The city council gave its blessing last week to a “emergency back-up plan” which could result in private contractors repairing line breaks in the coming months.
The reason for the plan is simple — severe staff shortages.
Interim Public Works Director Johnny Womack told the council that only five of the 16 budgeted water maintenance positions for the city are currently staffed.
The reason behind that shortage? Economics.
“We just can't compete with the oilfield when it comes to salaries,” City Manager Todd Darden said.
Compounding the problem is that the few street crew personnel on hand are in danger of being overworked just dealing with water line issues in the warmer months. If a bad cold snap hits, causing even more breaks, the situation may become untenable, Womack said.

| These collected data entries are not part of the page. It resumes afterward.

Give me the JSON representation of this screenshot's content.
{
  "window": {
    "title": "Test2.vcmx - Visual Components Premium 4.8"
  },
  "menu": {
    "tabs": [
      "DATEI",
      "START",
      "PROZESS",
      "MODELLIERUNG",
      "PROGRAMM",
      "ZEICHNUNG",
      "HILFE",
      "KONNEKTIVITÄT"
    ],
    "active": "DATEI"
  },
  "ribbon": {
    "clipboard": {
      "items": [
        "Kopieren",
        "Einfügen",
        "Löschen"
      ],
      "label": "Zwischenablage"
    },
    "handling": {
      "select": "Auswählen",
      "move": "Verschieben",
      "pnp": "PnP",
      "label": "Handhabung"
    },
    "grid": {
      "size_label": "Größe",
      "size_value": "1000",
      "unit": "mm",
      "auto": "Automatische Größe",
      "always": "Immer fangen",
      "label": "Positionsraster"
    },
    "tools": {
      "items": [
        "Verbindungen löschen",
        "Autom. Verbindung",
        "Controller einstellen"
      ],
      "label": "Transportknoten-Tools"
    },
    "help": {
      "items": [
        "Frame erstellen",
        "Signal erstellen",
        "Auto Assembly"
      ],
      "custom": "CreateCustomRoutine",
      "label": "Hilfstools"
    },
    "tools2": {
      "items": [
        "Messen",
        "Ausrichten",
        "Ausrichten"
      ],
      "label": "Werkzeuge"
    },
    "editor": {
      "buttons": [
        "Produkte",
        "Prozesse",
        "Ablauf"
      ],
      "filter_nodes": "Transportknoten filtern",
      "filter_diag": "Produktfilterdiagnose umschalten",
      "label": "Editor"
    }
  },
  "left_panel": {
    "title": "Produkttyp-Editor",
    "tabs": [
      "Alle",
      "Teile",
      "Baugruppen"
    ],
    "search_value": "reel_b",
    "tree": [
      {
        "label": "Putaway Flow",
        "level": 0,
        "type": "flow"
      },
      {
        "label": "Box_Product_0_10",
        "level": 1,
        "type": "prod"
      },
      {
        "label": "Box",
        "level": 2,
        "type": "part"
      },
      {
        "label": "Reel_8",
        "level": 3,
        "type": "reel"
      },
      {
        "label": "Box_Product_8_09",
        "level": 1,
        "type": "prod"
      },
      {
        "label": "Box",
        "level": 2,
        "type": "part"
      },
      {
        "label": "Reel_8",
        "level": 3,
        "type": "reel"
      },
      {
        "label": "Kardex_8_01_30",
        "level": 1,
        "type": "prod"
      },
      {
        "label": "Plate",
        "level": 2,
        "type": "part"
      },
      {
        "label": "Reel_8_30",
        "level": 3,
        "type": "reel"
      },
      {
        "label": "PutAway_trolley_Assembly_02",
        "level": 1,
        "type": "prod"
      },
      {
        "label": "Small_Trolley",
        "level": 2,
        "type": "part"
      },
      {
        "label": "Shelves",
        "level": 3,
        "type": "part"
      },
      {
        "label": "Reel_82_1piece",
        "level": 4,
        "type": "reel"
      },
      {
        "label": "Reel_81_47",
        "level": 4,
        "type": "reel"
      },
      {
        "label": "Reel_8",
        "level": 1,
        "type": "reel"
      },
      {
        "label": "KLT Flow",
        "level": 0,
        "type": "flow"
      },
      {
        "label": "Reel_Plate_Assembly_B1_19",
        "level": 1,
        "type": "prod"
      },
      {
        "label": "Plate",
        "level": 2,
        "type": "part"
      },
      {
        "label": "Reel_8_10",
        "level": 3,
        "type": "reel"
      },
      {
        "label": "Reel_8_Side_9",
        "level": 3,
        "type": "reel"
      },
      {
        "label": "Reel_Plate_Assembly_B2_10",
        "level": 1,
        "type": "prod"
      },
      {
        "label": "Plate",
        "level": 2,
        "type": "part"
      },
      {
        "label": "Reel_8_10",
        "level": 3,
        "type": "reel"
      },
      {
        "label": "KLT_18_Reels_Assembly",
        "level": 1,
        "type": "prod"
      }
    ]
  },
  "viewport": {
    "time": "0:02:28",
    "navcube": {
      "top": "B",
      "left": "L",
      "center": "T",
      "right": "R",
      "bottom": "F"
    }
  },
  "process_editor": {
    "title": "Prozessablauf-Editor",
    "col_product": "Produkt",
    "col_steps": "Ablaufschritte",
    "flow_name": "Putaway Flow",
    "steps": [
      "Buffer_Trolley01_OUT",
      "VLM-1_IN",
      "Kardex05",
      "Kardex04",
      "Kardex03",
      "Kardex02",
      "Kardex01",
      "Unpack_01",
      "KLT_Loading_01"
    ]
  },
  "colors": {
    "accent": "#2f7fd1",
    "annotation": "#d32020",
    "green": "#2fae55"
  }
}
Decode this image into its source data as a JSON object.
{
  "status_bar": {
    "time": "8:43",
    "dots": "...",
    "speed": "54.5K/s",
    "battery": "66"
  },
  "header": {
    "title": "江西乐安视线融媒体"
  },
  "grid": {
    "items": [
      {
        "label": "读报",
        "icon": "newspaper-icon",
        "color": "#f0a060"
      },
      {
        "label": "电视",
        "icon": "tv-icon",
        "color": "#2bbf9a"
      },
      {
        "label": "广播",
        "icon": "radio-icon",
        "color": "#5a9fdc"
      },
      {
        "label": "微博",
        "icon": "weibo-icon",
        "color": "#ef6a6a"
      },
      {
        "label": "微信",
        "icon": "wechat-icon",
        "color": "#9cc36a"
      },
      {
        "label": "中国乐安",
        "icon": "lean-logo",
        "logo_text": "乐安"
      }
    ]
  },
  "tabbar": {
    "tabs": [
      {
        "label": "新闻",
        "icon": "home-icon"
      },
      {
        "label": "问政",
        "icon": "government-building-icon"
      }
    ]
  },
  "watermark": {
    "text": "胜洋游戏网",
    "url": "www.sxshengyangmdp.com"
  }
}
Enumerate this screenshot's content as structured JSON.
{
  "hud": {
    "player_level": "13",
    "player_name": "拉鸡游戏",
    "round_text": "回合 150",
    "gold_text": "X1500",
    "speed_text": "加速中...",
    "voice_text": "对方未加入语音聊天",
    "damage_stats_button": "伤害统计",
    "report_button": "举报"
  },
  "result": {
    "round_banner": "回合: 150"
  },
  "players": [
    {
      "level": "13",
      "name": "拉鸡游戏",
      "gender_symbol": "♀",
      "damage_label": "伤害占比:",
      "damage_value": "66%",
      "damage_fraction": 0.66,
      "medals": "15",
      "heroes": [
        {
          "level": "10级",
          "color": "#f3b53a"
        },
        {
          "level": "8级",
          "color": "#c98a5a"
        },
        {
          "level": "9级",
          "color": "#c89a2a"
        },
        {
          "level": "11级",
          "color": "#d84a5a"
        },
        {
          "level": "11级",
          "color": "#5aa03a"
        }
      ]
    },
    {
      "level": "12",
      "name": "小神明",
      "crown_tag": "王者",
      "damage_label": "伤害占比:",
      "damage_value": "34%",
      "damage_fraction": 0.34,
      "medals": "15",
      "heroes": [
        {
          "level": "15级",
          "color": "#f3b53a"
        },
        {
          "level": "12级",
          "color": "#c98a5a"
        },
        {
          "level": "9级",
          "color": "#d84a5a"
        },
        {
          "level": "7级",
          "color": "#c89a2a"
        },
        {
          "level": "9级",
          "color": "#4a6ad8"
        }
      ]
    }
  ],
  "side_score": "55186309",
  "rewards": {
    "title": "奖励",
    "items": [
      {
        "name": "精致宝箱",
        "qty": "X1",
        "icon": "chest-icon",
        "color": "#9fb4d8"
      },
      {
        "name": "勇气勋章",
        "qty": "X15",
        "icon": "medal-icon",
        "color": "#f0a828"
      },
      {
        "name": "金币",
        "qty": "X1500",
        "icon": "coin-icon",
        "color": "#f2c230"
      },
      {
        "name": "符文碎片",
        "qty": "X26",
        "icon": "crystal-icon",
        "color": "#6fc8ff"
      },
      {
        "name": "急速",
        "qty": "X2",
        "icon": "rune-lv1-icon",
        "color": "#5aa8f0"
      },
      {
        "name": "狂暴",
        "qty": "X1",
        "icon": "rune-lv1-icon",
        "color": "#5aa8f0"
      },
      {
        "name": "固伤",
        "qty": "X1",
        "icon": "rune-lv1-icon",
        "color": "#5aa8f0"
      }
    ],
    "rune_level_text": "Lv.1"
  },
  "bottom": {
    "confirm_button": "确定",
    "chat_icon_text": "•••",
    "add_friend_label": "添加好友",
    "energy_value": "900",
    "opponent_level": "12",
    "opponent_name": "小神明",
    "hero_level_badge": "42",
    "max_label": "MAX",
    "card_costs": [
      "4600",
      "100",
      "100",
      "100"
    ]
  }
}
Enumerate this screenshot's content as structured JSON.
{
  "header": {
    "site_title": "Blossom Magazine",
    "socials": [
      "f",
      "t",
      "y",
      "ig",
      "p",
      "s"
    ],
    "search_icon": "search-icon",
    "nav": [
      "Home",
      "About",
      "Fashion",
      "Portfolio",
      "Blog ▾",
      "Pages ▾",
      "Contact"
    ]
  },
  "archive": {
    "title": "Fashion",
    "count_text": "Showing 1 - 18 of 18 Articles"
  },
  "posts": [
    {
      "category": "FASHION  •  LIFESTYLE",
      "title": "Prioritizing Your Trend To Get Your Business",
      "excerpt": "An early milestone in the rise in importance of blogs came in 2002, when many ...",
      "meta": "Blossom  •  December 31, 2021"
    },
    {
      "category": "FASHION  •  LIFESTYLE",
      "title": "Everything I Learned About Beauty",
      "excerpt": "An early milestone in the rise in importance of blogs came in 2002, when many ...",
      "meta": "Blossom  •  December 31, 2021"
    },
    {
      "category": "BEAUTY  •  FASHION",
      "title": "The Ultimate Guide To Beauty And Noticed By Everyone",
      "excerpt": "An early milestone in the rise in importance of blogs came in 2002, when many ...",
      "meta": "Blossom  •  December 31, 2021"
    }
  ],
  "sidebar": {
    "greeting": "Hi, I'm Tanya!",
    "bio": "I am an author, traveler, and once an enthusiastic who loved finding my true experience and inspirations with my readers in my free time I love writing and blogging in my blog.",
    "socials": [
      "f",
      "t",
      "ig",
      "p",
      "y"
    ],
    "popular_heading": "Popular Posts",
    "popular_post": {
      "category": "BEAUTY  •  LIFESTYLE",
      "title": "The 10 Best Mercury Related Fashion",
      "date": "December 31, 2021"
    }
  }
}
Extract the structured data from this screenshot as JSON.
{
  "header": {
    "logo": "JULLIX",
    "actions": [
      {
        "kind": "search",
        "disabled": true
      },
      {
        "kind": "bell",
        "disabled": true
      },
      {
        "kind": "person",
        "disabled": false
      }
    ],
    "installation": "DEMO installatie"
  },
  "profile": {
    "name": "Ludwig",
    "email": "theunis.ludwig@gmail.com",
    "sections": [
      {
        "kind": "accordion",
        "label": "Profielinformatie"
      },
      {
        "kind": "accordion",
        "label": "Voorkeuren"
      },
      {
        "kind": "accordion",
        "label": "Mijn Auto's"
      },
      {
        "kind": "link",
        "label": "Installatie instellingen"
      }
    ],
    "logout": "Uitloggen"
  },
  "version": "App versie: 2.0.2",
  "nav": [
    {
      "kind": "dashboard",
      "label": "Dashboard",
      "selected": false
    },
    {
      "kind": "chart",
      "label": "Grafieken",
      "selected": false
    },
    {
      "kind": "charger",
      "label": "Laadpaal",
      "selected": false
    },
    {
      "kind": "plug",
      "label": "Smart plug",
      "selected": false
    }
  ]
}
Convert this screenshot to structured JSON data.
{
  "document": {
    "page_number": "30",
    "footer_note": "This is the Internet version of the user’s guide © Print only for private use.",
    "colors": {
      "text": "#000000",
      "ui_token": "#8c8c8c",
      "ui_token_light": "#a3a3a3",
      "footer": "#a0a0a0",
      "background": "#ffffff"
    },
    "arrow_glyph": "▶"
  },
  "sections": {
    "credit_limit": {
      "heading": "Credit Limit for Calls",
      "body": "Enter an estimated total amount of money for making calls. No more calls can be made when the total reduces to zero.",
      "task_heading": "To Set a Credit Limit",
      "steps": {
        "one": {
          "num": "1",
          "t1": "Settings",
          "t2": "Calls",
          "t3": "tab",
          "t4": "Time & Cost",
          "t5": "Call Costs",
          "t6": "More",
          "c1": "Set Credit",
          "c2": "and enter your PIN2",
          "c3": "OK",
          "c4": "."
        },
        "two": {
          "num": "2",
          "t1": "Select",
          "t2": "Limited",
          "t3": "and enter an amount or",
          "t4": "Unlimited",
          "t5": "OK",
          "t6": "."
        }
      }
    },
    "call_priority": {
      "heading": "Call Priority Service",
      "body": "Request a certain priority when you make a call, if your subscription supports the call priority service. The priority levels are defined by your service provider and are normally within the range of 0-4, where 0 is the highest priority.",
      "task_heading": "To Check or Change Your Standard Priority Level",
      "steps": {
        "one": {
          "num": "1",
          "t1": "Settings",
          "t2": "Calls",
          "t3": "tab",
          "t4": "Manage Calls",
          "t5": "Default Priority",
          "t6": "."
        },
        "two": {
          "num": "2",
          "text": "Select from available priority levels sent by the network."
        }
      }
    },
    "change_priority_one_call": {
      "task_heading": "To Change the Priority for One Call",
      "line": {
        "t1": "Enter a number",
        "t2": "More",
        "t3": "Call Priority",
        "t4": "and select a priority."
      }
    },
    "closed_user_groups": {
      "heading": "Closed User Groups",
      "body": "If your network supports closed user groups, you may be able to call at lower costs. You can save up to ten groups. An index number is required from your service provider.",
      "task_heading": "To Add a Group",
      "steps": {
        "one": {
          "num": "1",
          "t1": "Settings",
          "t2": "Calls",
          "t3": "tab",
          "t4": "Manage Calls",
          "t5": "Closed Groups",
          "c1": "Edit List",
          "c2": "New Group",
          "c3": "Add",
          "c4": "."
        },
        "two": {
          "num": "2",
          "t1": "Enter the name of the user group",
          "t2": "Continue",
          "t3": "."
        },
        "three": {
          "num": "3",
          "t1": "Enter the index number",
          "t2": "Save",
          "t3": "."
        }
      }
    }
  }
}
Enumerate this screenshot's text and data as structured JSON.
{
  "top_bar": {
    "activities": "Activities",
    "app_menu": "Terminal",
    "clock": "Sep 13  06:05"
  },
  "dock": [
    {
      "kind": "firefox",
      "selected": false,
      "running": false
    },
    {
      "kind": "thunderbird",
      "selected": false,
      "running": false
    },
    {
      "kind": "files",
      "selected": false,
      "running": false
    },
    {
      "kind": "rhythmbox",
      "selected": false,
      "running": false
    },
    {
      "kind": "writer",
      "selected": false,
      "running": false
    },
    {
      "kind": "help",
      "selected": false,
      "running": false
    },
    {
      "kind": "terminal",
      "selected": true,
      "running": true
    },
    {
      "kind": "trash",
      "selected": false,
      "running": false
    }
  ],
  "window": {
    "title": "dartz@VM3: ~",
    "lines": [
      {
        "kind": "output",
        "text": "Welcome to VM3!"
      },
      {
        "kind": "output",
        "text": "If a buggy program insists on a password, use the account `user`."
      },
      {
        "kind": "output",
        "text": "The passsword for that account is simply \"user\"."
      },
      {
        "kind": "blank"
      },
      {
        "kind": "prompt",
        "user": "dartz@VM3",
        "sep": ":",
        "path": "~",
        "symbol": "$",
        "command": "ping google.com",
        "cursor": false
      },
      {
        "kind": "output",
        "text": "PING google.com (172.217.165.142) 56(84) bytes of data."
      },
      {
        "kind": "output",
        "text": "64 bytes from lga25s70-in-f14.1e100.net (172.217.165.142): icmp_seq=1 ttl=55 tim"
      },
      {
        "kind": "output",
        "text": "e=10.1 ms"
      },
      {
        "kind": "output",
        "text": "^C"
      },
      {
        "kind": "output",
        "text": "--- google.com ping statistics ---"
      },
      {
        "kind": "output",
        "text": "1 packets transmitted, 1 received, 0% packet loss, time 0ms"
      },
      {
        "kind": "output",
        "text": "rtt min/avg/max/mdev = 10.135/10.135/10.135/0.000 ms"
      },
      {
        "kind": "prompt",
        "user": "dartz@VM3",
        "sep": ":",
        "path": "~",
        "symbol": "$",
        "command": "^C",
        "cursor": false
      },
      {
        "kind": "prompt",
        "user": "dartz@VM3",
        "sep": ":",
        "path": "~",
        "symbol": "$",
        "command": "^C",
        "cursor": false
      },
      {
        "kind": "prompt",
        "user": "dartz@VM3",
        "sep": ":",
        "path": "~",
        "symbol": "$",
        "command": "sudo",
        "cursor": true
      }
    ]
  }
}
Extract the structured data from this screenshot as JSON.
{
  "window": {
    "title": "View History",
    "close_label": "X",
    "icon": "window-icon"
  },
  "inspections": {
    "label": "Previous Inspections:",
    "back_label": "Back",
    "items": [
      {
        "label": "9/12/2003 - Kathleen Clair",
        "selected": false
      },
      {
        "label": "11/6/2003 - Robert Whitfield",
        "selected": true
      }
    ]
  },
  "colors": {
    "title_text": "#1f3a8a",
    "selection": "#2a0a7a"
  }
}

That situation was illustrated Thursday, when two 20-inch water line breaks taxed the city's workforce. Womack said some of his crew worked a 24-hour shift that day, while employees from other departments pitched in to help.
With situations like Thursday's in mind, officials devised the plan to have private contractors on hand just in case city crews get overwhelmed by water line breaks.
“Our guys aren't going to sit around and be watching TV while contractors are out fixing line breaks,” Womack said. “(Contractors) will only be used in case of an emergency situation.”